We need to focus on the first part of the result:

[e]0;u@h: wa]$

Here, you need to know the following:

  • e is a special character that denotes the beginning of a color sequence
  • u indicates the username followed by the @ symbol
  • H denotes the hostname of the system
  • w denotes the base directory
  • a indicates active directory
  • $ indicates non-root user

The results in your case may be different, but the variables will be the same, so you need to follow the commands mentioned below depending on your results.

Before you do, keep these things in mind:

  • Text formatting codes: 0 for normal text, first for bold, 3 for italics and 4 for underline
  • Background color range: 40-47
  • Color range for text color: 30-37

You just need to enter the following command to change the color and font. See color chart here.

PS1="e[41;3;32m[u@h:wa$]"

And this is the result:

add linux command line console color

If you look closely at the above command, you will see /e will help us to specify a color sequence.

In the above command, I specified the background color first, then the text style, then the font color, and then “m”.

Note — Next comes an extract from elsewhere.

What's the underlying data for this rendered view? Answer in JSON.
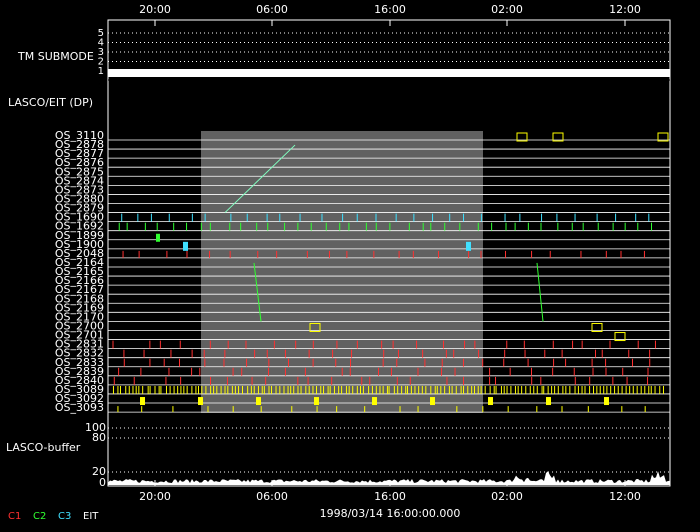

Here, “m” denotes the end of the color sequence.

So all you have to fill in is this:

41;3;32

The rest of the command will stay the same, you just need to assign different numbers to change the background color, text style and text color.

Note that it’s in no particular order, you can assign text style first, background color next and text color at the end as “3; 41;32″, the command will become:

PS1="e[3;41;32m[u@h:wa$]"

change color terminal linux

As you may have noticed, the colors will be the same regardless of the order. So just memorize the color codes to customize and experiment until you like it.

The above command that I entered will temporarily customize the bash prompt for the current session. If you close the session, it will return to default.

So to make the change permanent you need to add it to the file .bashrc (this is a configuration file that gets executed every time you log into a session).

bashrc linux

You can access the file with the command:

nano ~/.bashrc

Unless you’re sure what you’re doing, don’t change anything. And, just to rollback the settings, you should keep a backup copy of the PS1 environment variable to another file.

Even if you need the default font and color, you can still edit the file again .bashrc and restore the PS1 environment variable.

Above is how to decorate your Terminal to welcome Tet, please upload pictures of your Terminal for everyone to admire.